Busy as a Bee!

September 1, 2007

Bang, bang, bang! I can’t decide if I feel like I’m sitting in the middle of a shooting gallery, or it sounds like someone shooting off fireworks. Dove hunting season began at 12 noon here, and there are obviously LOTS of hunters busy taking advantage of it.

According to Tennessee Wildlife Resource Agency, the mourning dove is the most hunted migratory game bird in North America. I believe it, and I think every possible hunter is out there for the start of the season. The dove may be the symbol of peace, but they’ll be in pieces if they show a feather today.

While hunters are busy terminating doves, here on the farm we’re hoping for new life. One of the peahens is sitting on 4 eggs. It sure would be nice to see some little peachicks running around in the aviary. It just hasn’t been our year for peachicks. So far, zilch, nada, none.

While the hunters were after doves and the peahen sitting on her eggs, The Farmer was busy mowing the back yard today. This is news because it’s the first time he’s done it in years. We sold off the majority of our sheep and goats, and don’t have enough left to keep the grass eaten down like we used to.

He also tried out the new chainsaw he bought today. His previous chainsaw expired from old age. He sent it to the shop to be fixed and the bolts fell apart. Yeah, you could say it was extremely old.

While The Farmer was busy checking out his new chainsaw, some old trouble showed up to see what was happening. And what’s the biggest source of trouble on the farm? Why, the ornery little goats of course.

The one busy chewing Farmer’s pants is his special pet, a cashmere goat named Tom Thumb. He is the rare goat that would rather be petted than eat cracked corn.

And while the hunters hunted, the peafowl sat, and The Farmer sawed, there were bees and bugs busy gathering nectar from the newly blooming Sedum ‘Matrona’.

All around the area today, people and critters were busy as bees!

A Change in Weather

August 25, 2007

When I looked at the weather forecast today, it said the high would be 95° F. (35° C.). I thought, “Wow! It’s going to be a lot cooler today!”

You know it’s been too hot for too long, when 95°F. sounds cool!

It’s probably cooler because last night it rained. Not just a little-bitty, very brief hardly-wetted-down-anything shower, which is all we’ve got for weeks and weeks, but an honest to goodness thunder storm that lasted for hours. Wooooowwwww…. there was actually 2 ½ inches of water in the rain gauge this morning!

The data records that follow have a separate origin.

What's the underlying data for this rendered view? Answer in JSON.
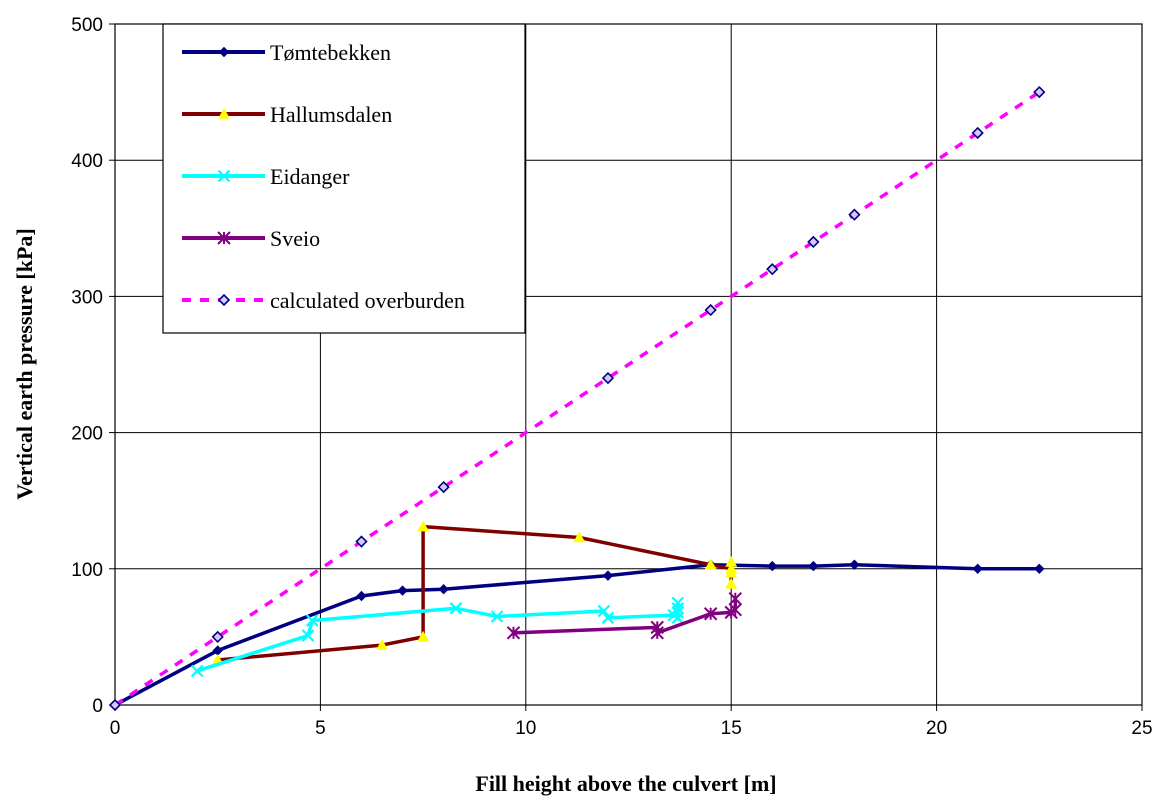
{
  "chart_data": {
    "type": "line",
    "title": "",
    "xlabel": "Fill height above the culvert [m]",
    "ylabel": "Vertical earth pressure [kPa]",
    "xlim": [
      0,
      25
    ],
    "ylim": [
      0,
      500
    ],
    "xticks": [
      "0",
      "5",
      "10",
      "15",
      "20",
      "25"
    ],
    "yticks": [
      "0",
      "100",
      "200",
      "300",
      "400",
      "500"
    ],
    "grid": true,
    "legend_position": "top-left",
    "series": [
      {
        "name": "Tømtebekken",
        "color": "#000080",
        "marker": "diamond",
        "line_style": "solid",
        "points": [
          [
            0,
            0
          ],
          [
            2.5,
            40
          ],
          [
            6,
            80
          ],
          [
            7,
            84
          ],
          [
            8,
            85
          ],
          [
            12,
            95
          ],
          [
            14.5,
            103
          ],
          [
            16,
            102
          ],
          [
            17,
            102
          ],
          [
            18,
            103
          ],
          [
            21,
            100
          ],
          [
            22.5,
            100
          ]
        ]
      },
      {
        "name": "Hallumsdalen",
        "color": "#800000",
        "marker_color": "#FFFF00",
        "marker": "triangle",
        "line_style": "solid",
        "points": [
          [
            2.5,
            33
          ],
          [
            6.5,
            44
          ],
          [
            7.5,
            50
          ],
          [
            7.5,
            131
          ],
          [
            11.3,
            123
          ],
          [
            14.5,
            103
          ],
          [
            15,
            100
          ],
          [
            15,
            105
          ],
          [
            15,
            97
          ],
          [
            15,
            89
          ]
        ]
      },
      {
        "name": "Eidanger",
        "color": "#00FFFF",
        "marker": "x",
        "line_style": "solid",
        "points": [
          [
            2,
            25
          ],
          [
            4.7,
            51
          ],
          [
            4.8,
            62
          ],
          [
            8.3,
            71
          ],
          [
            9.3,
            65
          ],
          [
            11.9,
            69
          ],
          [
            12,
            64
          ],
          [
            13.6,
            66
          ],
          [
            13.7,
            75
          ],
          [
            13.7,
            71
          ],
          [
            13.7,
            68
          ],
          [
            13.7,
            64
          ]
        ]
      },
      {
        "name": "Sveio",
        "color": "#800080",
        "marker": "asterisk",
        "line_style": "solid",
        "points": [
          [
            9.7,
            53
          ],
          [
            13.2,
            57
          ],
          [
            13.2,
            53
          ],
          [
            14.5,
            67
          ],
          [
            15,
            68
          ],
          [
            15.1,
            70
          ],
          [
            15.1,
            78
          ]
        ]
      },
      {
        "name": "calculated overburden",
        "color": "#FF00FF",
        "marker_color": "#000080",
        "marker": "diamond-open",
        "line_style": "dashed",
        "points": [
          [
            0,
            0
          ],
          [
            2.5,
            50
          ],
          [
            6,
            120
          ],
          [
            8,
            160
          ],
          [
            12,
            240
          ],
          [
            14.5,
            290
          ],
          [
            16,
            320
          ],
          [
            17,
            340
          ],
          [
            18,
            360
          ],
          [
            21,
            420
          ],
          [
            22.5,
            450
          ]
        ]
      }
    ]
  }
}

The garden was actually wet without me having to water it!
The dirt in the flower gardens was actually damp!

The pond had more water in it, which was all stirred up from the rain!

There were actually still WET spots on the driveway and road at mid-morning!

There was even a puddle of water on a little table on the front porch!

Did you notice all the fallen, brown leaves in these pictures? That’s because of the drought, cause it certainly isn’t fall, and the weather certainly hasn’t been cool, let alone frosty!

Yes indeed, we sure could use some more of this change in weather.

More rain, and cooler temps please!

Of Gardens And Goats…

July 27, 2007

Jess and I wandered out to check the garden last night. The Alabama Crimson Tide Honeysuckle by the gate is blooming. I love the color, and the hummingbirds love the nectar.

We’re actually getting some tomatoes and peppers out of our little garden. Jess helped pick the produce. He enjoys the fresh tomatoes and peppers for lunch, and store bought tomatoes just do not compare to home-grown vine-ripened tomatoes.

He also pulled the water hose out to the other end of the garden, attached a sprinkler, and let the water soak the earth around the most recently planted tomatoes and peppers. We keep hearing rumbles of thunder, but it’s just a tease, and we still haven’t been getting much rain.

As Jess pulled the hose through the fence around the garden, he noticed a caterpillar hanging on the fence. Yes, hanging.

I would guess it’s going to pupate. I have no idea what kind of caterpillar it is, and what type of moth or butterfly it will turn into,so will be out checking it from time to time to see what happens.

This morning after the guys were both off to work, I went out to check the garden again, fill the water buckets for the animals, and throw scraps to the peafowl. Things looked fairly normal at first, but then I saw a strange sight in the peafowl’s aviary – – –

Apparently, Cinnamon’s twin buck kids had stretched out the bungee cord and pushed their way through the door. Once in the aviary, they obviously couldn’t figure out how to get back out. Cinnamon was bawling, and they were playing “butt heads” (which seems pretty appropriate to me).

Those little rascals are such escape artists, but this time they escaped INTO prison. Serves them right. However, getting the goats OUT while leaving the peahens IN was a chore, but I finally managed.